Credete davvero che il destino di questo governo è appeso al voto di giovedì nella Commissione bicamerale sull’Attuazione del federalismo fiscale? Io no, prima di tutto perché il voto è soltanto consultivo (cioè non vincolante), pertanto anche se dovesse finire come si dice almeno in parità, si andrà comunque avanti come prevedono i regolamenti. La commissione, infatti, deve dare il suo parere sullo “Schema di decreto legislativo recante disposizioni in materia di federalismo fiscale municipale” che attua parte delle deleghe concesse dal Parlamento al governo con una legge nel maggio 2009. Se il parere della Bicamerale sarà positivo, la palla tornerà al governo che lo approverà in via definitiva (cosa che può fare anche in caso di bocciatura). Si vota comunque soltanto su un pezzetto di federalismo, quello che riguarda i Comuni. Altri pezzi, come il federalismo demaniale sono stati già sistemati.
Il testo è il frutto di una sofferta mediazione tra il ministro Roberto Calderoli, il presidente della commissione Enrico La Loggia e l’Anci, l’associazione dei Comuni. Il risultato comunque finirà sarà sicuramente penalizzante per i comuni del Sud del Paese, dove inevitabilmente le tasse dovranno aumentare per sanare parzialmente bilanci quasi sempre deficitari.
Questo federalismo municipale sarà comunque provvisorio perché quel che succederà oltre la fase di sperimentazione (2011-2013) resta un mistero. Dal 2014, ci saranno due nuove imposte, quella municipale propria (Imu) e quella secondaria. Fuori dai tecnicismi, la sostanza è questa: la casa diventa il centro della tassazione, ci sarà un’aliquota specifica per gli affitti (finora tassati, in quanto reddito, con l’Irpef) e viene dato il via libera ai Comuni ad aumentare l’addizionale Irpef, cioè un’ulteriore aliquota sul reddito, fino al quattro per mille. Soldi che serviranno soprattutto a compensare i tagli della manovra di luglio, più che a trasferire risorse per aumentare la libertà d’azione dei sindaci.
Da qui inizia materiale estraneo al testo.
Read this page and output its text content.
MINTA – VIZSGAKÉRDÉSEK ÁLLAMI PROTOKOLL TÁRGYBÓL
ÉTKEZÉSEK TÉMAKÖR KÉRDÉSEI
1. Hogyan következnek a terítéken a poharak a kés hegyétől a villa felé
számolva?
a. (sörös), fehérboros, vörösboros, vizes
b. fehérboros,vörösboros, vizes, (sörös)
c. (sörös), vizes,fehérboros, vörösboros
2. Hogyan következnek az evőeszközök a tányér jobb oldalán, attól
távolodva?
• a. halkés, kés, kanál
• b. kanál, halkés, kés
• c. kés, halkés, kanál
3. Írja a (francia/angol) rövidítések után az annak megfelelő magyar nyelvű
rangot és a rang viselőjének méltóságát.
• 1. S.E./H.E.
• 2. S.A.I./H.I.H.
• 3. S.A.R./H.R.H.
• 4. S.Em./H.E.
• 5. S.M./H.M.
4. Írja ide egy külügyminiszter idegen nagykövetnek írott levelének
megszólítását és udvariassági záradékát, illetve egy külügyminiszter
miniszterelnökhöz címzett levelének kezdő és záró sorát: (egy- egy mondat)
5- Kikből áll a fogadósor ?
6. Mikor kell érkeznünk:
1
Con quali conseguenze? Anche questo resta poco chiaro, soprattutto dopo che Calderoli ha recepito le richieste dei Comuni che reclamavano più autonomia. I calcoli sono confusi, ma la Ragioneria dello Stato stima che la cedolare secca (del 21 o del 19 per cento) sugli affitti determinerà una perdita di gettito di 2,4 miliardi nel 2011, 3,3 miliardi nel 2012 e 3,3 nel 2013. Come minimo, visto che si presuppone che la nuova aliquota più bassa di quelle Irpef faccia emergere almeno 13 miliardi di euro di affitti ora non dichiarati, secondo i calcoli ottimistici del Tesoro. Nello scenario peggiore, quindi, il buco nei conti dello Stato può arrivare a 23 miliardi, circa quanto recuperato dall’ultima manovra finanziaria.
A proposito del federalismo demaniale, ricordiamo che la sua introduzione fa aumentare a dismisura la lista dei beni dello Stato che Comuni, Provincie e Regioni possono chiedere e ottenere a titolo gratuito con il vincolo e l’obbligo di metterli in vendita ai privati per monetizzare?
Bisogna fare molta attenzione alle conseguenze che questa ulteriore privatizzazione sicuramente provocherà sulle condizioni di vita e di sicurezza di tutti (servizi più costosi e meno efficaci rispetto agli obbiettivi di salute, istruzione, trasporto). In questo modo si privatizza lo “stato sociale” e se ne rivoluzionano le norme che appartengono ai principi fondamentali e alla prima parte della Costituzione e che, ipocritamente, tutti dicono di non voler toccare.
Come la metterebbero Regioni e Comuni se, con un «vero» federalismo fiscale, la musica dovesse davvero cambiare? Non ne uscirebbero destabilizzate quasi tutte le amministrazioni regionali e locali attuali? Per esempio, è curioso il fatto che i leghisti vogliano più di tutti il federalismo fiscale e allo stesso tempo si oppongano (più o meno come si opponeva Rifondazione comunista nel passato governo Prodi) alla liberalizzazione dei servizi locali. Ma il federalismo (fiscale e non) non è per l’appunto voluto soprattutto al fine di favorire concorrenza, riduzione dei monopoli pubblici, comportamenti locali virtuosi?
A questo punto credo che servono urgenti e reali ragguagli sul perché stiamo per diventare uno Stato federale, anche perché se è veramente solo un problema di alleggerire il livello di imposizione fiscale questo può propagare direttamente dallo Stato centralista. Anzi, col centralismo, di solito, è più facile decidere di ridurre la pressione fiscale.
Allora volete spiegaci realmente quali sarebbero i vantaggi di questa impostazione federalista voluta da Bossi e compagni?